Findings in patients must fulfil both of the major criteria and at least two of the minor criteria to allow a diagnosis of Sweet's Syndrome:


Major Criteria

  • Abrupt onset of painful erythematous plaques or nodules

  • Predominantly neutrophilic infiltration in the dermis without evidence of leukocytoclastic vasculitis


Minor Criteria

  • Preceded by a conspecific respiratory or gastrointestinal tract infection or vaccination OR associated with an underlying hematologic or visceral malignancy, inflammatory disease, or pregnancy

  • Temperature >38 °C

  • Laboratory values during onset: ESR >20 mm/hr, positive C-reactive protein, segmented-nuclear neutrophils and bands >70% in peripheral blood smear, leukocytes >8000/microliter (three out of four of these values are necessary)

  • Excellent response to treatment with systemic steroids (anti-inflammatory glucocorticoids or steroids) or potassium iodide


Lab tests required to confirm the diagnosis:

  • Skin biopsy is one of the major criteria for diagnosis, all patients have a neutrophilic infiltrate on skin histology.

  • Blood tests, such as high levels of a type of white blood cells called neutrophils, can help to make a diagnosis of Sweet’s syndrome. CBC with differential: Greater than 95% of patients have leukocytosis (>8 x 109/L) and anemia (Hg < 12 g/dL). In almost half of the patients, there is neutrophilia (>70% neutrophils) and thrombocytosis (Plt > 400,000/mm3).

  • Inflammatory markers: Over 95% of patients have an elevated erythrocyte sedimentation rate (ESR) (> 20 mm/hour).

  • Pregnancy test: Pregnancy testing should be performed in all menstruating females to help diagnose or rule out pregnancy-induced Sweet syndrome.

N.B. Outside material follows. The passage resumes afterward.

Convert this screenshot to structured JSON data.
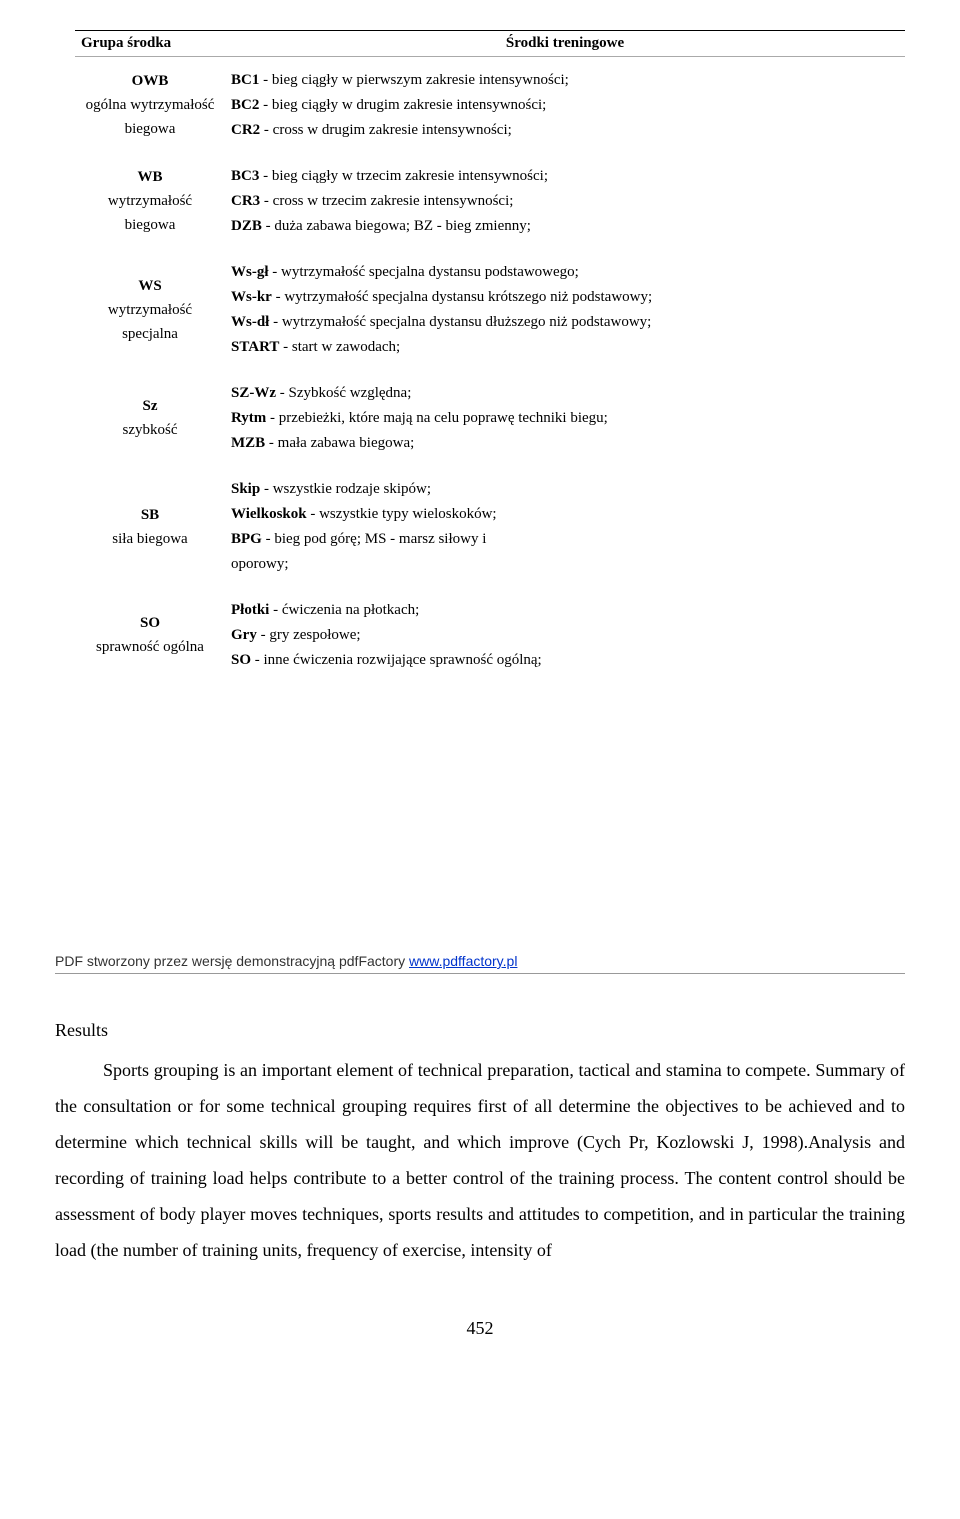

Systemic corticosteroids are the first-line therapy for the majority of patients, including patients with known underlying malignancy. Because systemic corticosteroid treatment can cause a significant rise in peripheral blood neutrophil counts, laboratory studies should be performed before starting therapy. There is no standard dosing regimen, although a commonly used dose is 2 mg/kg/day followed by a tapering dose. Tapering needs to be slow, as the disease can flare with lower doses of systemic corticosteroids.

If steroids don't work, other immunosuppressant drugs such as cyclosporine, dapsone, or indomethacin may be prescribed. Alternatives to corticosteroids are:

  • Dapsone

  • Potassium iodide

  • Colchicine (Colcrys, Mitigare)


Topical treatments: Strong steroid creams or ointments may help, especially with smaller lumps, and may help reduce the tenderness.